At that moment, Candace dragged the hat from her mom's head, shoved open the gate to the garden and with her arm thrust out in triumph, said, "See Mom!" Her mom staggered into the garden, still a little bewildered from the last thirty seconds or so, to see the two boys and two of their friends stood in the yard. The Van Stomm boy had on what appeared to be a leaf blower and so she said, "Hi boys, hi Isabella, good thinking about the leaf blower. It'll be good to keep the yard clear of leaves when they start to fall; very thoughtful." She turned and walked away as Candace looked at the yard in horror, her bottom lip quivering in disbelief. How did they do it? How could so much evidence just vanish in a split second? It wasn't fair!
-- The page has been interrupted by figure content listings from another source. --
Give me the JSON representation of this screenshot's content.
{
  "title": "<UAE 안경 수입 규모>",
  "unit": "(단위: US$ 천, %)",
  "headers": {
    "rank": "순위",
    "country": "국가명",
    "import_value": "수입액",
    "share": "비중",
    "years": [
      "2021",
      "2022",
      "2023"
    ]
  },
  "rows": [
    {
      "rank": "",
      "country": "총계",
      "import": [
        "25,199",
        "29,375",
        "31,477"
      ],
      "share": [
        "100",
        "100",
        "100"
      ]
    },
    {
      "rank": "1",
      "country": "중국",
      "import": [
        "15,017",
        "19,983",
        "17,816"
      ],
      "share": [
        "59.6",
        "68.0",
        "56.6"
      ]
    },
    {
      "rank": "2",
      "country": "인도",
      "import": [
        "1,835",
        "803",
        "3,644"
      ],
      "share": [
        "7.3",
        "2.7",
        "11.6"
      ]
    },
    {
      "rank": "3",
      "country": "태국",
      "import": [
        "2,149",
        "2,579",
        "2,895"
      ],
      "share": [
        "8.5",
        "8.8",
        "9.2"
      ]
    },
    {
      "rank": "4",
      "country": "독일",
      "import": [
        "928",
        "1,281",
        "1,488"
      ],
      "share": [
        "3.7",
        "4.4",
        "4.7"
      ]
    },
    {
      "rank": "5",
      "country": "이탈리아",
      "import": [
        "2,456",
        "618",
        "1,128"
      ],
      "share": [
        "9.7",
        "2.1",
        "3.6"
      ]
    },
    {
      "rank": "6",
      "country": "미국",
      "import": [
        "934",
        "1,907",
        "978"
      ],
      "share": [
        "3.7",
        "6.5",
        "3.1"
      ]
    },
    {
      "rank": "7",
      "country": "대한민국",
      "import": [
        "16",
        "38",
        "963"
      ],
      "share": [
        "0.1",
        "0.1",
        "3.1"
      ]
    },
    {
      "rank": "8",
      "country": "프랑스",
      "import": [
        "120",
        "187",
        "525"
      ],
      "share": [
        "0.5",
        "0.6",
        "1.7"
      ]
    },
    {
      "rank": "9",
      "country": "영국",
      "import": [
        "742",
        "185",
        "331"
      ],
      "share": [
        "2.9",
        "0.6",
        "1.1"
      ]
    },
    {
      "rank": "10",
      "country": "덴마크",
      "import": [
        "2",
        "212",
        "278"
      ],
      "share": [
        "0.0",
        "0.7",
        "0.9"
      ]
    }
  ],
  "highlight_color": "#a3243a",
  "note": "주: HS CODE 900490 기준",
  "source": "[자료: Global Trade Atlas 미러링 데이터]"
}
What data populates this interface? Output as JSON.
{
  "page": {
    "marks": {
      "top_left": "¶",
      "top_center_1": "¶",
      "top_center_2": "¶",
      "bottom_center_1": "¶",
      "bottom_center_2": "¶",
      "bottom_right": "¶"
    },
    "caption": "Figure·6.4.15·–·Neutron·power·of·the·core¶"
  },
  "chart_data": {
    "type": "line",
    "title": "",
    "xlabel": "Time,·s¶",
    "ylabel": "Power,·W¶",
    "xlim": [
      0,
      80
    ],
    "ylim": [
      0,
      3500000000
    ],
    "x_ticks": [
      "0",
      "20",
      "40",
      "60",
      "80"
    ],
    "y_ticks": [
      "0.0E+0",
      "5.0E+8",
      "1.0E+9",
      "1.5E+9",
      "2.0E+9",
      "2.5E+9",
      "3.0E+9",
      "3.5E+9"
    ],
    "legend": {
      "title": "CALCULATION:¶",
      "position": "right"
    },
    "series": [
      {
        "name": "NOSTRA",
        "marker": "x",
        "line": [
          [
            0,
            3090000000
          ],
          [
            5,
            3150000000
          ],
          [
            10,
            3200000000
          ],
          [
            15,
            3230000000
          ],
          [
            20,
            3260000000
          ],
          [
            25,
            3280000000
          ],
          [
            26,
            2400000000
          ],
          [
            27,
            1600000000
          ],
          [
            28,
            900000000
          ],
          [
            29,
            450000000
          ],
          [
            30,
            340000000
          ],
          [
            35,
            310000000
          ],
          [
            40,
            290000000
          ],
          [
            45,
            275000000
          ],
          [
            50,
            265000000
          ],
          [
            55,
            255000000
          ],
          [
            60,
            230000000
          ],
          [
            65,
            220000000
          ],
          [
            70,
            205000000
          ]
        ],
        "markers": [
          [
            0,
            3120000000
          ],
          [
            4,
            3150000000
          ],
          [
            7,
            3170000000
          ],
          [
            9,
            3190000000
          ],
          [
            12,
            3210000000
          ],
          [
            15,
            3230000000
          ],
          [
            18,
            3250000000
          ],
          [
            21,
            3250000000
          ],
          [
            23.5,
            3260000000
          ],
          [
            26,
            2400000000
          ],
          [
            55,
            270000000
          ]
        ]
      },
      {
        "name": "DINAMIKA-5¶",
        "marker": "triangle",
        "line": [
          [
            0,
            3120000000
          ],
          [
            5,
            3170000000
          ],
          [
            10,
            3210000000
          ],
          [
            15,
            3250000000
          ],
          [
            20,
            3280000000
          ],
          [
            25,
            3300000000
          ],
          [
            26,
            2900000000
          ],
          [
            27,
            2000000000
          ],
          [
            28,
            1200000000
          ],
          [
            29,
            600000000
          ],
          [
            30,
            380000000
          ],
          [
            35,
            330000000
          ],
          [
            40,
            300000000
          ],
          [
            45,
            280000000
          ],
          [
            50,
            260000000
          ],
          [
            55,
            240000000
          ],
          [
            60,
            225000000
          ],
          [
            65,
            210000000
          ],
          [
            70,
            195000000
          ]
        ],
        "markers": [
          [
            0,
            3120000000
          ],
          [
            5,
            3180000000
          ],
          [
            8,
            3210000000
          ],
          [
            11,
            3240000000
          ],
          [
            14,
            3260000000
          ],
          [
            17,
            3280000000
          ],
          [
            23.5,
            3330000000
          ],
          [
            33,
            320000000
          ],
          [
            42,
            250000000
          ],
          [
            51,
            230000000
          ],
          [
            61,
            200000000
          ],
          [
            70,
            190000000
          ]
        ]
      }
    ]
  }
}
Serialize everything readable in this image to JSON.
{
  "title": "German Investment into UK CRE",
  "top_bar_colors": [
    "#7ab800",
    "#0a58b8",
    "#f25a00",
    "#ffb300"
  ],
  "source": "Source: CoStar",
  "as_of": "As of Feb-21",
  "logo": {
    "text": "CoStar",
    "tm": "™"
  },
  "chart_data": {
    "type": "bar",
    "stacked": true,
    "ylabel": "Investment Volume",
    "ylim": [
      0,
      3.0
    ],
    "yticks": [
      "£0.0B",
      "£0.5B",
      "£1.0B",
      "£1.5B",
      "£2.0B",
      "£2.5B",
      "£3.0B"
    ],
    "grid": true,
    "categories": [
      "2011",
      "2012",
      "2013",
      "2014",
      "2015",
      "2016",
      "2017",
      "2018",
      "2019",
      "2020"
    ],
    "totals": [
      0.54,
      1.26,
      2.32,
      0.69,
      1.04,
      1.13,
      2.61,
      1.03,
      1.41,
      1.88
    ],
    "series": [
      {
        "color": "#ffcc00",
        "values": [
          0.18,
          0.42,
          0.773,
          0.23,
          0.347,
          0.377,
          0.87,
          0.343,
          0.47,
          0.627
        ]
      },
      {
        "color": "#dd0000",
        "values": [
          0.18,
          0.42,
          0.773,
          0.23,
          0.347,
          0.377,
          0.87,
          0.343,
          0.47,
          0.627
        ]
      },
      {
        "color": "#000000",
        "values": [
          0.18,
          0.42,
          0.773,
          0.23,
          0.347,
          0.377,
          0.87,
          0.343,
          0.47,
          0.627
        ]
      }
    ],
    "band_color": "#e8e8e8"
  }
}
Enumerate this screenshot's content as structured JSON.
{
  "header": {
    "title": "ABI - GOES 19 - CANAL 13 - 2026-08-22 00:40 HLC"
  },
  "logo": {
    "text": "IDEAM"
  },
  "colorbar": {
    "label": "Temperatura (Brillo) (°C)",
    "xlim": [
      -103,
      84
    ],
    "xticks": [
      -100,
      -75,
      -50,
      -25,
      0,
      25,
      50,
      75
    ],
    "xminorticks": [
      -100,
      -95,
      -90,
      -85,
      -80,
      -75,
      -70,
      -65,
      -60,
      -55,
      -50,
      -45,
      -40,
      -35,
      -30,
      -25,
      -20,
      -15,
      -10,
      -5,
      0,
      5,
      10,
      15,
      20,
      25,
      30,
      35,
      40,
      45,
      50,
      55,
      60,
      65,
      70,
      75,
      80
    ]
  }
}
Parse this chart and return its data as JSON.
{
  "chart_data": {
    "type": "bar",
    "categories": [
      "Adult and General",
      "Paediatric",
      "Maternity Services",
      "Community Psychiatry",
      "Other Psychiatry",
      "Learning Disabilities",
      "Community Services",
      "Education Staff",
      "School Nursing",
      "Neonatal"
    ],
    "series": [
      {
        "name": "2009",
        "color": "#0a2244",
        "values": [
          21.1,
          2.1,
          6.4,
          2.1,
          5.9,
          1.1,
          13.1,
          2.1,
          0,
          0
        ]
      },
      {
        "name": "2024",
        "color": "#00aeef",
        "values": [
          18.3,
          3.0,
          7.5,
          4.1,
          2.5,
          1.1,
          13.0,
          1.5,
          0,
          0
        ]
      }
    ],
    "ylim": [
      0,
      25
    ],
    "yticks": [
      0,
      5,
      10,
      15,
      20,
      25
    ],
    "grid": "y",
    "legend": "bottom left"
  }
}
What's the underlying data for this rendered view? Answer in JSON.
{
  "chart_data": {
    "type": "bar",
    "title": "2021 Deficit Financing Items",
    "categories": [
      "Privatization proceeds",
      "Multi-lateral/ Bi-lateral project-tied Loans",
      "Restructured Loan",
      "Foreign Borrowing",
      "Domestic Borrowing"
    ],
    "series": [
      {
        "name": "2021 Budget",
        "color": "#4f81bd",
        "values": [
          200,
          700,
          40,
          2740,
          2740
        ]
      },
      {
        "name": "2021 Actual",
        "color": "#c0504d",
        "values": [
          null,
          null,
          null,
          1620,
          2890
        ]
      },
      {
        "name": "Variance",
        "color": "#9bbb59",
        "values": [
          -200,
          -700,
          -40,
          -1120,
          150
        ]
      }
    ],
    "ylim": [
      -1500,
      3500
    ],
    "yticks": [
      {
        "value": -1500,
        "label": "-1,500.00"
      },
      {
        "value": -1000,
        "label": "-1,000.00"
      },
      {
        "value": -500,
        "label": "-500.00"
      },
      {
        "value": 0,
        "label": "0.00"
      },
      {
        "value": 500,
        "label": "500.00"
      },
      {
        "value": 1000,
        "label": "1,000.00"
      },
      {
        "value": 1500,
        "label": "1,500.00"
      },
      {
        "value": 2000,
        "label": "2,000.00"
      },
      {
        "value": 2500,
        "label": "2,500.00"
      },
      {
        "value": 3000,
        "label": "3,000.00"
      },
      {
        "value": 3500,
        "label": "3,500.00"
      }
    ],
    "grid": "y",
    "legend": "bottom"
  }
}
Mrs Flynn-Fletcher came back through the garden, then carrying several bags, the hats and other paraphernalia for the party. "I got pie if you're interested." she asked as she went through the door into the house. The boys and Isabella all trooped inside, Buford putting his new toy down by the door, giving it a couple of gentle pats, very satisfied with it.
On top of the Doofenshmirtz building, the Toilet-Paper-Away-Inator gave a cough and a shudder before collapsing in a pile of its component parts. Doof, in the meantime, had been examining the toilet roll that had struck him in the face. After removing it from his nose he had noticed its smoothness, its softness, the fact that it hadn't hurt when he had struck by it… this could be the toilet roll he had been searching for!
Agent P had assumed a dramatic stance, combat ready; the bolt he had removed from the machine held out in one hand. Every part of him radiated victory; but Heinz wasn't paying attention. In fact he wasn't paying attention so much that he just stood up and started to go inside, not even noticing the destruction of his latest device. Perry leapt forward and landed in front of Doof, ready for battle again, waving the bolt in his nemesis' face.
"Hmm?" said Doofenshmirtz distractedly. Looking at Perry he saw the bolt, looked back and saw his latest invention lying in smoking pieces on the floor. "Oh, yes, you found the weak point in my Toilet-Paper-Away-Inator and caused it to collapse when it fired. Very good." He continued past Perry who seemed to deflate at being ignored. Just as Doof was about to shut the door he said, "Oh yes, sorry; curse you Perry the Platypus and all that of course." The door then slid shut firmly.
Perry stood there for a moment wondering at the events of the last few moments. He was used to Doofenshmirtz's devices and schemes being thwarted in dramatic fashion and leaping away to safety in the nick of time. This was a bit of a let down, to be honest.
With a shrug he hopped off the edge of the building, his hang glider snapping open and carrying him away, across the city. There was always next mission.
~ Aaa-Gent-Peeeee! ~
Meanwhile Phineas, Ferb, Buford and Isabella were all sitting around the table in the kitchen whilst Mrs Flynn-Fletcher served pie and milk to them all and Candace sulked in her room at being thwarted once more. "I had fun today." said Phineas, "I was a little concerned about you for a moment Buford. You seemed to be enjoying yourself a little too much!"
"What can I say?" the bully muttered around a mouthful of pie. "I like Halloween and I'm looking forward to this one even more!" Everyone agreed with that feeling though, as Isabella pointed out, there was still a lot of summer left to enjoy.
There was a strange rattling growl from behind Ferb's chair. Phineas glanced down and said, "Oh, there you are Perry!" as the platypus wandered in, settled down under the table and seemed to fall asleep instantly. Phineas glanced around at his friends and said, "Who'd have thought that toilet paper could be so much fun?"
Ferb put down his glass of milk, wiped away the white moustache and in his British accent, strange to hear after his brother's American drawl, said "The first documented use of toilet paper in human history dates back to the 6th century BC, in early medieval China."